Pagination

Zotero appears to enter pagination only in in-text citations and not in the bibliography. Am I correct? What do I do with a style that wants pagination entered in the bibliography and not in the in-text citation? I am dealing with the American Chemical Society author-date style.
  • Specific passages cited cannot be added to the bibliography, correct. (Full page ranges as for journal articles or chapter, of course, can). I don't think there's much we can do about this at this time or in the near future - the ACS style is particularly weird in its hybrid requirements on citation/bibliography: Logically it makes very little sense to add specific page ranges to a bibliography entry.
  • Why can't there be a "pages" field in the template for books so a person can enter where in the book they found the information? This would then be listed in the bibliography (as required) with a "p" or "pp" in front of the pages cited.

    Example:
    Tatar, M. M., Ed. The Classic Fairy Tales: Texts, Criticism, 1st ed.; W.W. Norton & Company: New York, 1998; pp 30-35.
  • A number of technical reasons, but not least the fact that this would mean that you'd have to create a separate entry for the same book every time you want to cite a different passage, which makes no sense at all.

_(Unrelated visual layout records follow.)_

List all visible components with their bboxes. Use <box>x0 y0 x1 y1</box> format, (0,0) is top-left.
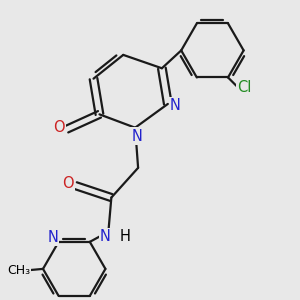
Text: H: H <box>119 229 130 244</box>
Text: N: N <box>47 230 58 245</box>
Text: O: O <box>53 120 65 135</box>
Text: N: N <box>131 128 142 143</box>
Text: N: N <box>100 229 111 244</box>
Text: Cl: Cl <box>237 80 252 95</box>
Text: CH₃: CH₃ <box>7 264 30 277</box>
Text: O: O <box>62 176 74 191</box>
Text: N: N <box>170 98 181 113</box>
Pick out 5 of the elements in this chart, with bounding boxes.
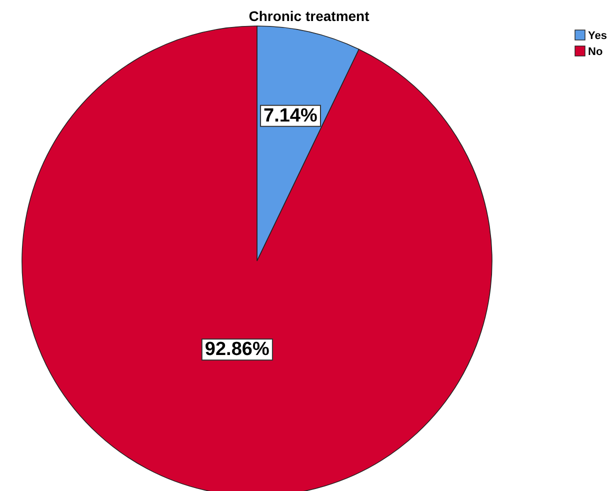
legend-label: Yes <box>588 30 607 42</box>
legend-label: No <box>588 46 603 58</box>
chart-title: Chronic treatment <box>248 8 370 24</box>
data-label: 92.86% <box>204 339 270 360</box>
data-label: 7.14% <box>264 105 318 126</box>
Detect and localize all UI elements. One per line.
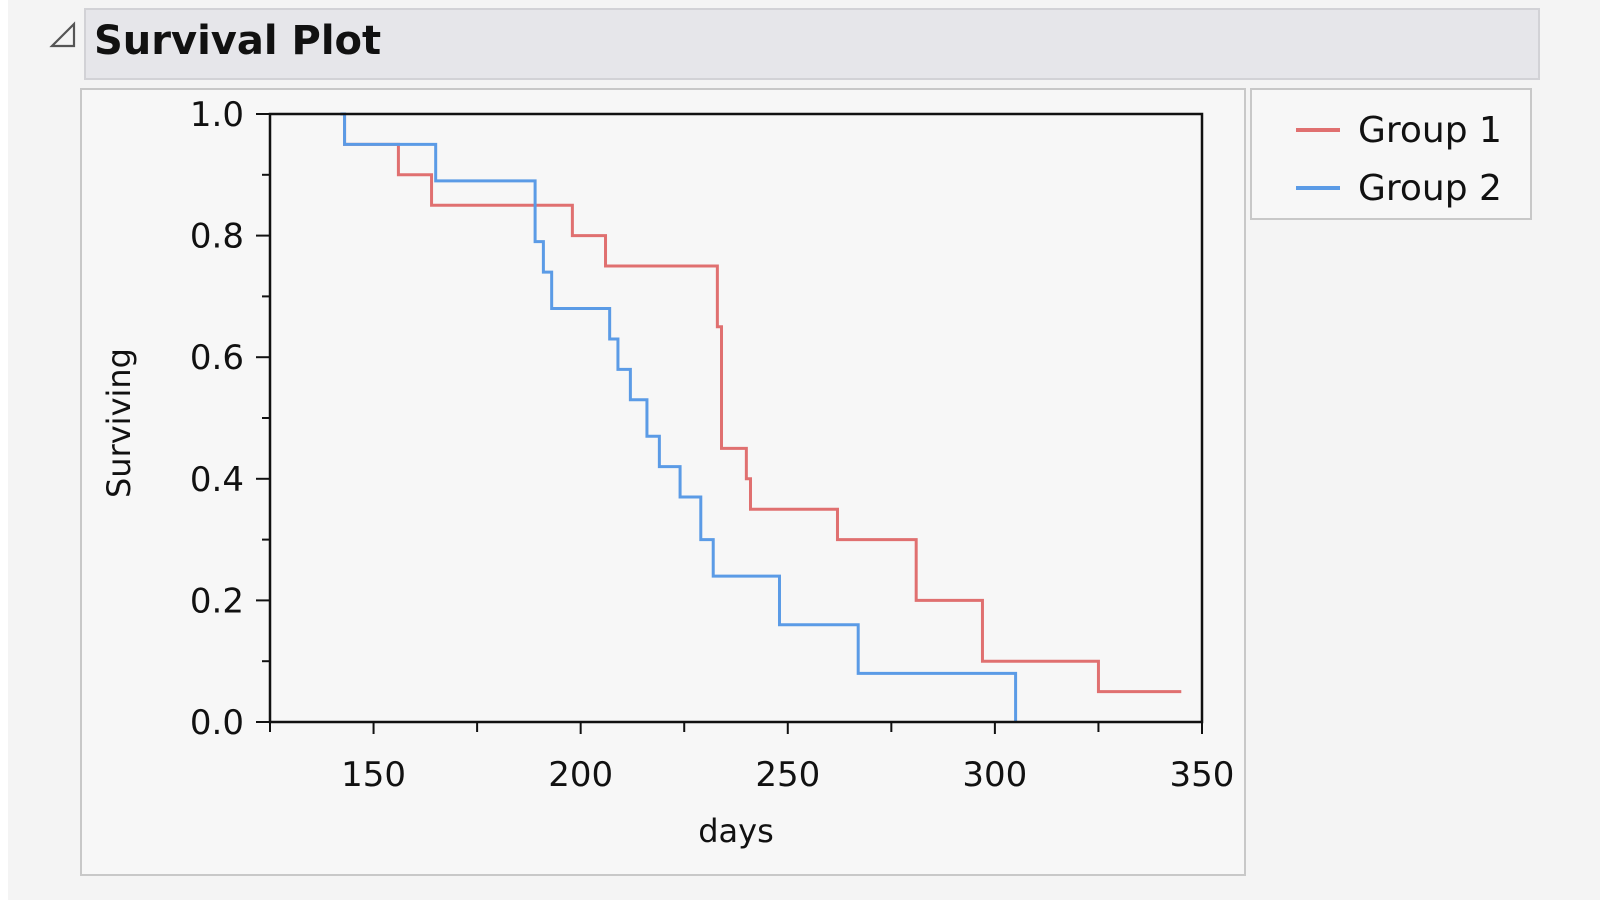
legend-item-group-2[interactable]: Group 2 (1296, 166, 1502, 210)
x-tick-label: 300 (962, 755, 1027, 795)
y-axis-title: Surviving (100, 348, 138, 498)
legend: Group 1 Group 2 (1250, 88, 1532, 220)
x-axis-title: days (698, 812, 774, 850)
y-tick-label: 0.8 (190, 217, 244, 257)
x-tick-label: 350 (1170, 755, 1235, 795)
series-line-group-2 (340, 112, 1018, 722)
x-tick-label: 250 (755, 755, 820, 795)
x-tick-label: 200 (548, 755, 613, 795)
x-tick-label: 150 (341, 755, 406, 795)
legend-swatch-group-2 (1296, 186, 1340, 190)
y-tick-label: 0.2 (190, 581, 244, 621)
y-tick-label: 0.4 (190, 460, 244, 500)
plot-area (270, 114, 1202, 722)
legend-item-group-1[interactable]: Group 1 (1296, 108, 1502, 152)
y-tick-label: 0.6 (190, 338, 244, 378)
y-tick-label: 0.0 (190, 703, 244, 743)
legend-label-group-2: Group 2 (1358, 167, 1502, 209)
survival-chart: 150 200 250 300 350 0.0 0.2 0.4 0.6 0.8 1.0 days Sur… (100, 95, 1235, 850)
legend-label-group-1: Group 1 (1358, 109, 1502, 151)
plot-frame: 150 200 250 300 350 0.0 0.2 0.4 0.6 0.8 1.0 days Sur… (80, 88, 1246, 876)
series-line-group-1 (340, 112, 1182, 694)
y-tick-label: 1.0 (190, 95, 244, 135)
outline-header[interactable]: Survival Plot (84, 8, 1540, 80)
left-margin (0, 0, 8, 900)
page-title: Survival Plot (94, 18, 382, 64)
legend-swatch-group-1 (1296, 128, 1340, 132)
disclosure-triangle-icon[interactable] (48, 20, 78, 50)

    Why are you so insistant on using ACS style, btw? It's also just not intended for book-heavy manuscripts - if you look at actual ACS articles, maybe one in 50 or 100 citations is to a book.
  • This style has been used for years by our state division, EPA and others connected with chemisty-related writing.
  • edited December 3, 2013
    While we do have the ACS style down for eventual implementation, in the meantime, I'm curious what it's advantages are (apart from consistency with past practice). I've also been curious when the style in its current form first emerged.
  • I know very little about the history of the style. The first manual for authors was published in 1967. A more comprehensive manual was published in 1987. The overall publication style includes standards for chemical nomenclature, chemical structure, numbering, units, and so forth. I do not know when the bibliography style came about. We have been using this style since at least 1987, but no one knew where it came from until I dug up the information recently. One worker just followed the pattern of the worker before. Only recent issues with citation of online publications lead to questions of standardization.